Fotoğrafçılıkta da ışık yansımalarını kesmek, özellikle manzara çekimlerinde gökyüzünü koyulaştırmak, bulutları belirginleştirmek, su kütlelerini, yüzeydeki yansımayı ortadan kaldırarak saydamlaştırmak amacıyla ve ışığı yaklaşık 2.5 stop düşürdüğünden ND iltre alternatii olarak kullanılan polarizasyon iltresinin stüdyo ortamındaki bir başka yaratıcı kullanımını örnekleyeceğiz: çapraz polarizasyon.

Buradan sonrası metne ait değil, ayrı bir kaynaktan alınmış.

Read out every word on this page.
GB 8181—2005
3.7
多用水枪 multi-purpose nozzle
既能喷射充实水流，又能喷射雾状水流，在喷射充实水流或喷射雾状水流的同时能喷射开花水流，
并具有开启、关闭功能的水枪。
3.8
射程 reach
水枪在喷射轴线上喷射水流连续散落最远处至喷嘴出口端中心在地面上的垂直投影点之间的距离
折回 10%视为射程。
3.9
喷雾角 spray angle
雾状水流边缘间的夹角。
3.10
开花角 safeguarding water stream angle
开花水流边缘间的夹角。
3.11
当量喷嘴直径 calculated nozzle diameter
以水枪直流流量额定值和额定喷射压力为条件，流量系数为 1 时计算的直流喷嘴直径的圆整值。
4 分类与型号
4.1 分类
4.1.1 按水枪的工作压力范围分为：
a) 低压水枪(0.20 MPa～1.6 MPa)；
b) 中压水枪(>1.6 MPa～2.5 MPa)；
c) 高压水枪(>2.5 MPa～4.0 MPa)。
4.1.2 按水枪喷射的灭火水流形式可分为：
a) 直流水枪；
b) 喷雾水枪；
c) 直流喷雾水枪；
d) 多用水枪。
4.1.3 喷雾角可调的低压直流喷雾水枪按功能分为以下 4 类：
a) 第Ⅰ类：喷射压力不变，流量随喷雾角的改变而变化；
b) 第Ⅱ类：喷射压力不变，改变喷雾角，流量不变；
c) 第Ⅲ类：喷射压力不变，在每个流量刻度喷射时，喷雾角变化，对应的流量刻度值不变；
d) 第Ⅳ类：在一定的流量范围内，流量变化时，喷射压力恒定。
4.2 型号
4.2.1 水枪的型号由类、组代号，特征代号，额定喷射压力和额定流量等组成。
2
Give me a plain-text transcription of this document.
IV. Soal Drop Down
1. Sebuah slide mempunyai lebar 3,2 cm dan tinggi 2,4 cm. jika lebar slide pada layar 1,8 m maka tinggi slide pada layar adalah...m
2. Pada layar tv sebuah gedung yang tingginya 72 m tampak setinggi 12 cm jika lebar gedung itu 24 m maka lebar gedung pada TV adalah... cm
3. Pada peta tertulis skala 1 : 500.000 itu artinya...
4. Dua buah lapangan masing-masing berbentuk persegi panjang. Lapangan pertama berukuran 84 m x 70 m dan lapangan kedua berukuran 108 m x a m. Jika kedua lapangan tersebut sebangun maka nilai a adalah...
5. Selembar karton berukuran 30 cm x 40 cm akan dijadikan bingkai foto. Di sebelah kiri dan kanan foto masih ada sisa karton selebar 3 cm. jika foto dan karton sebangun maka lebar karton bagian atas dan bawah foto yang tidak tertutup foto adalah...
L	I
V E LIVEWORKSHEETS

Bu uygulamada, kutuplanmış ters ışığın önüne yerleştirilen saydam plastik objeler, önüne ikinci bir polarizasyon filtresi takılan makro objektif ile görüntülenir. Kutuplaşmış olan ışık, plastik objenin içinden geçerken, üretimden kaynaklanan iç yoğunluk farkları nedeniyle kırılarak farklı dalga boylarına ayrışır ve salınım açılarını değiştirirler. Çıplak gözle algılanamayan bu davranış, ikinci polarizasyon filtresi ile gözlenebilir. Objektif önüne takılmak için üretilmiş tüm polarizasyon filtreleri kendi etraflarında çevrilebilirler. Bu yolla polarizasyon açısı değişir ve aynı sahne farklı ışık nitelikleri ile görüntülenebilir.